Healthcare needs to be careful that phrases like “We know this works” or “This is what we have always done” are not mindlessly replaced with “the evidence says” or “research has shown”. Healthcare needs to try and improve levels of scientific literacy in all its professionals, as well as trying to reduce the amounts of poorly conducted research published or referred to.

In fact, I would say any that any research trial that doesn’t show adequate blinding, sufficient power, and more importantly doesn’t have a control, sham, or placebo comparator is now simply ignored.
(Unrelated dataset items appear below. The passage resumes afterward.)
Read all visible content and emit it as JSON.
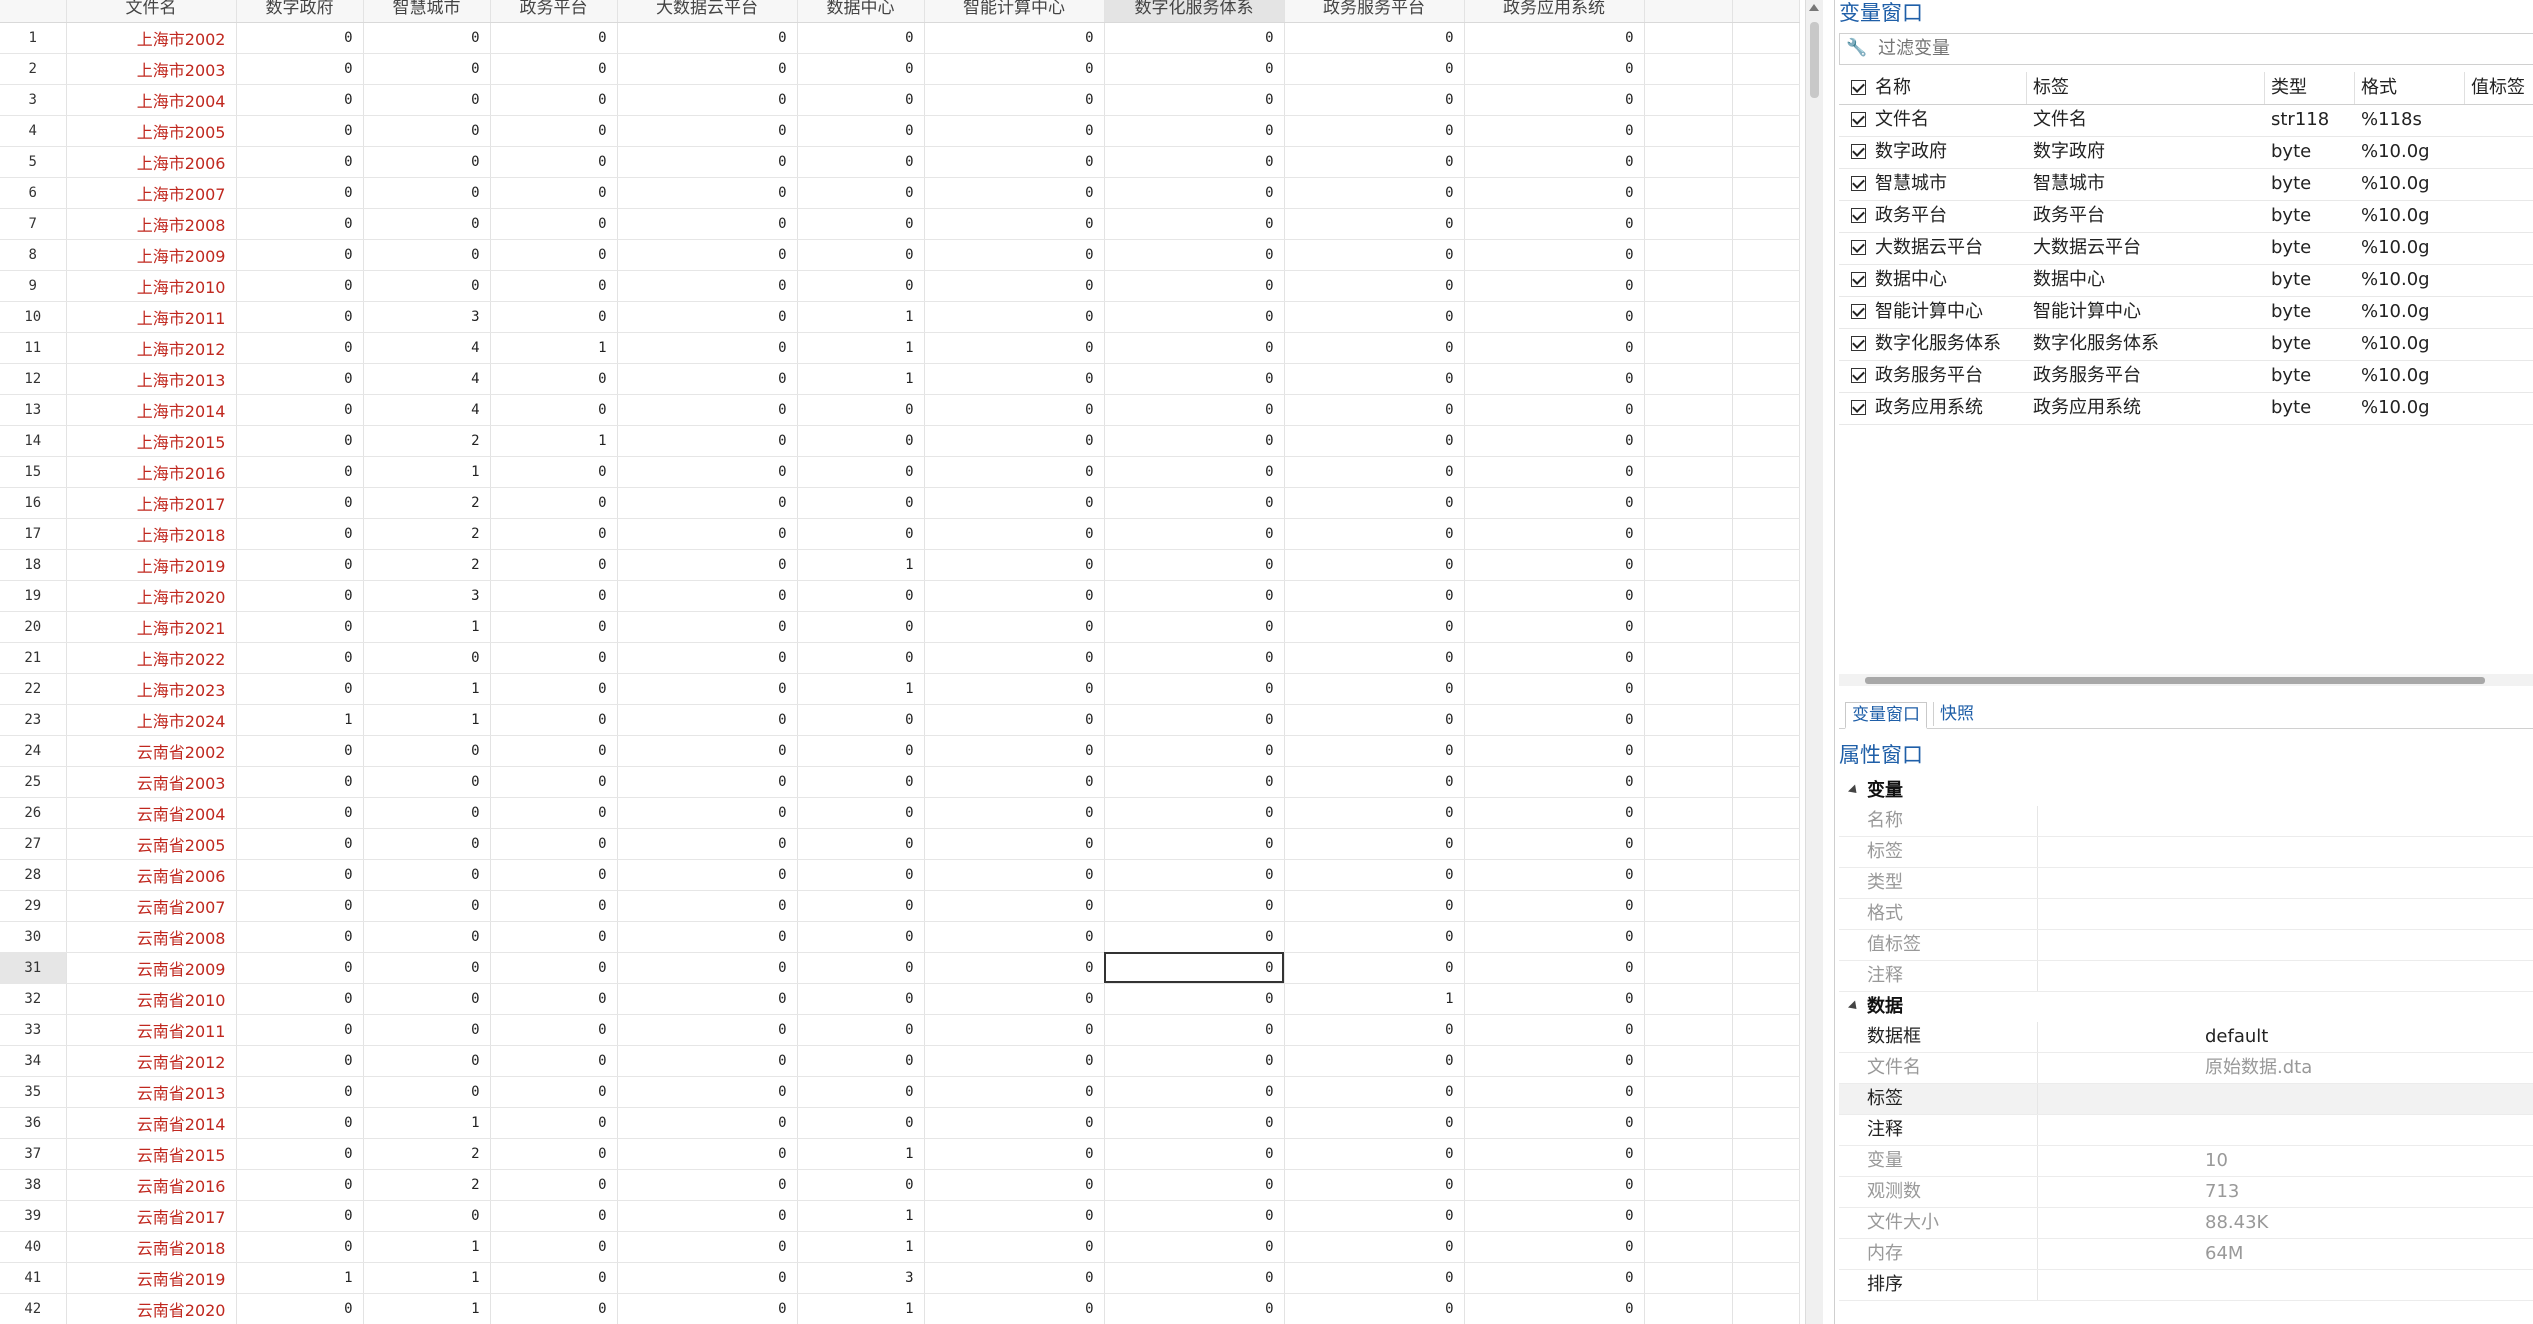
{
  "grid": {
    "columns": [
      "文件名",
      "数字政府",
      "智慧城市",
      "政务平台",
      "大数据云平台",
      "数据中心",
      "智能计算中心",
      "数字化服务体系",
      "政务服务平台",
      "政务应用系统"
    ],
    "highlighted_column": 7,
    "selected_row": 31,
    "selected_col": 7,
    "rows": [
      [
        "上海市2002",
        0,
        0,
        0,
        0,
        0,
        0,
        0,
        0,
        0
      ],
      [
        "上海市2003",
        0,
        0,
        0,
        0,
        0,
        0,
        0,
        0,
        0
      ],
      [
        "上海市2004",
        0,
        0,
        0,
        0,
        0,
        0,
        0,
        0,
        0
      ],
      [
        "上海市2005",
        0,
        0,
        0,
        0,
        0,
        0,
        0,
        0,
        0
      ],
      [
        "上海市2006",
        0,
        0,
        0,
        0,
        0,
        0,
        0,
        0,
        0
      ],
      [
        "上海市2007",
        0,
        0,
        0,
        0,
        0,
        0,
        0,
        0,
        0
      ],
      [
        "上海市2008",
        0,
        0,
        0,
        0,
        0,
        0,
        0,
        0,
        0
      ],
      [
        "上海市2009",
        0,
        0,
        0,
        0,
        0,
        0,
        0,
        0,
        0
      ],
      [
        "上海市2010",
        0,
        0,
        0,
        0,
        0,
        0,
        0,
        0,
        0
      ],
      [
        "上海市2011",
        0,
        3,
        0,
        0,
        1,
        0,
        0,
        0,
        0
      ],
      [
        "上海市2012",
        0,
        4,
        1,
        0,
        1,
        0,
        0,
        0,
        0
      ],
      [
        "上海市2013",
        0,
        4,
        0,
        0,
        1,
        0,
        0,
        0,
        0
      ],
      [
        "上海市2014",
        0,
        4,
        0,
        0,
        0,
        0,
        0,
        0,
        0
      ],
      [
        "上海市2015",
        0,
        2,
        1,
        0,
        0,
        0,
        0,
        0,
        0
      ],
      [
        "上海市2016",
        0,
        1,
        0,
        0,
        0,
        0,
        0,
        0,
        0
      ],
      [
        "上海市2017",
        0,
        2,
        0,
        0,
        0,
        0,
        0,
        0,
        0
      ],
      [
        "上海市2018",
        0,
        2,
        0,
        0,
        0,
        0,
        0,
        0,
        0
      ],
      [
        "上海市2019",
        0,
        2,
        0,
        0,
        1,
        0,
        0,
        0,
        0
      ],
      [
        "上海市2020",
        0,
        3,
        0,
        0,
        0,
        0,
        0,
        0,
        0
      ],
      [
        "上海市2021",
        0,
        1,
        0,
        0,
        0,
        0,
        0,
        0,
        0
      ],
      [
        "上海市2022",
        0,
        0,
        0,
        0,
        0,
        0,
        0,
        0,
        0
      ],
      [
        "上海市2023",
        0,
        1,
        0,
        0,
        1,
        0,
        0,
        0,
        0
      ],
      [
        "上海市2024",
        1,
        1,
        0,
        0,
        0,
        0,
        0,
        0,
        0
      ],
      [
        "云南省2002",
        0,
        0,
        0,
        0,
        0,
        0,
        0,
        0,
        0
      ],
      [
        "云南省2003",
        0,
        0,
        0,
        0,
        0,
        0,
        0,
        0,
        0
      ],
      [
        "云南省2004",
        0,
        0,
        0,
        0,
        0,
        0,
        0,
        0,
        0
      ],
      [
        "云南省2005",
        0,
        0,
        0,
        0,
        0,
        0,
        0,
        0,
        0
      ],
      [
        "云南省2006",
        0,
        0,
        0,
        0,
        0,
        0,
        0,
        0,
        0
      ],
      [
        "云南省2007",
        0,
        0,
        0,
        0,
        0,
        0,
        0,
        0,
        0
      ],
      [
        "云南省2008",
        0,
        0,
        0,
        0,
        0,
        0,
        0,
        0,
        0
      ],
      [
        "云南省2009",
        0,
        0,
        0,
        0,
        0,
        0,
        0,
        0,
        0
      ],
      [
        "云南省2010",
        0,
        0,
        0,
        0,
        0,
        0,
        0,
        1,
        0
      ],
      [
        "云南省2011",
        0,
        0,
        0,
        0,
        0,
        0,
        0,
        0,
        0
      ],
      [
        "云南省2012",
        0,
        0,
        0,
        0,
        0,
        0,
        0,
        0,
        0
      ],
      [
        "云南省2013",
        0,
        0,
        0,
        0,
        0,
        0,
        0,
        0,
        0
      ],
      [
        "云南省2014",
        0,
        1,
        0,
        0,
        0,
        0,
        0,
        0,
        0
      ],
      [
        "云南省2015",
        0,
        2,
        0,
        0,
        1,
        0,
        0,
        0,
        0
      ],
      [
        "云南省2016",
        0,
        2,
        0,
        0,
        0,
        0,
        0,
        0,
        0
      ],
      [
        "云南省2017",
        0,
        0,
        0,
        0,
        1,
        0,
        0,
        0,
        0
      ],
      [
        "云南省2018",
        0,
        1,
        0,
        0,
        1,
        0,
        0,
        0,
        0
      ],
      [
        "云南省2019",
        1,
        1,
        0,
        0,
        3,
        0,
        0,
        0,
        0
      ],
      [
        "云南省2020",
        0,
        1,
        0,
        0,
        1,
        0,
        0,
        0,
        0
      ]
    ]
  },
  "variables_panel": {
    "title": "变量窗口",
    "filter_placeholder": "过滤变量",
    "filter_icon": "wrench-icon",
    "headers": [
      "名称",
      "标签",
      "类型",
      "格式",
      "值标签"
    ],
    "variables": [
      {
        "name": "文件名",
        "label": "文件名",
        "type": "str118",
        "format": "%118s"
      },
      {
        "name": "数字政府",
        "label": "数字政府",
        "type": "byte",
        "format": "%10.0g"
      },
      {
        "name": "智慧城市",
        "label": "智慧城市",
        "type": "byte",
        "format": "%10.0g"
      },
      {
        "name": "政务平台",
        "label": "政务平台",
        "type": "byte",
        "format": "%10.0g"
      },
      {
        "name": "大数据云平台",
        "label": "大数据云平台",
        "type": "byte",
        "format": "%10.0g"
      },
      {
        "name": "数据中心",
        "label": "数据中心",
        "type": "byte",
        "format": "%10.0g"
      },
      {
        "name": "智能计算中心",
        "label": "智能计算中心",
        "type": "byte",
        "format": "%10.0g"
      },
      {
        "name": "数字化服务体系",
        "label": "数字化服务体系",
        "type": "byte",
        "format": "%10.0g"
      },
      {
        "name": "政务服务平台",
        "label": "政务服务平台",
        "type": "byte",
        "format": "%10.0g"
      },
      {
        "name": "政务应用系统",
        "label": "政务应用系统",
        "type": "byte",
        "format": "%10.0g"
      }
    ],
    "tabs": [
      "变量窗口",
      "快照"
    ]
  },
  "properties_panel": {
    "title": "属性窗口",
    "sections": [
      {
        "title": "变量",
        "rows": [
          {
            "key": "名称",
            "value": ""
          },
          {
            "key": "标签",
            "value": ""
          },
          {
            "key": "类型",
            "value": ""
          },
          {
            "key": "格式",
            "value": ""
          },
          {
            "key": "值标签",
            "value": ""
          },
          {
            "key": "注释",
            "value": ""
          }
        ]
      },
      {
        "title": "数据",
        "rows": [
          {
            "key": "数据框",
            "value": "default",
            "strong": true
          },
          {
            "key": "文件名",
            "value": "原始数据.dta"
          },
          {
            "key": "标签",
            "value": "",
            "strong": true,
            "shade": true
          },
          {
            "key": "注释",
            "value": "",
            "strong": true
          },
          {
            "key": "变量",
            "value": "10"
          },
          {
            "key": "观测数",
            "value": "713"
          },
          {
            "key": "文件大小",
            "value": "88.43K"
          },
          {
            "key": "内存",
            "value": "64M"
          },
          {
            "key": "排序",
            "value": "",
            "strong": true
          }
        ]
      }
    ]
  }
}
As always thanks for reading




6 thoughts on “Three dangerous words…

  1. Important topic in this world of InstaEducation. It seems contradictory that you speak of probabilities and quite appropriately the need for uncertainty, yet much of what you post clearly suggests there ARE right or wrong interventions, with only a single systematic review as “Truth”. Now perhaps my analysis of your point is not aligned with yours, but I guarantee you 95% (p<0.05) of your followers (n=54,530) just Googled “p hacking” using the private browser function 😏

  2. You, sir, are brilliant. Thank you for humbling me, …one more time. “I see physios using research much like a drunk uses a lampost, that is they use it more for support than illumination.” That was me! “Research never really proves anything true, right or correct. Research actually tells us what’s more probable, likely and less wrong, not what’s true!” → I am going to work really hard to become this me from now on. You have become my mentor, and I hope to meet you someday. Thank you.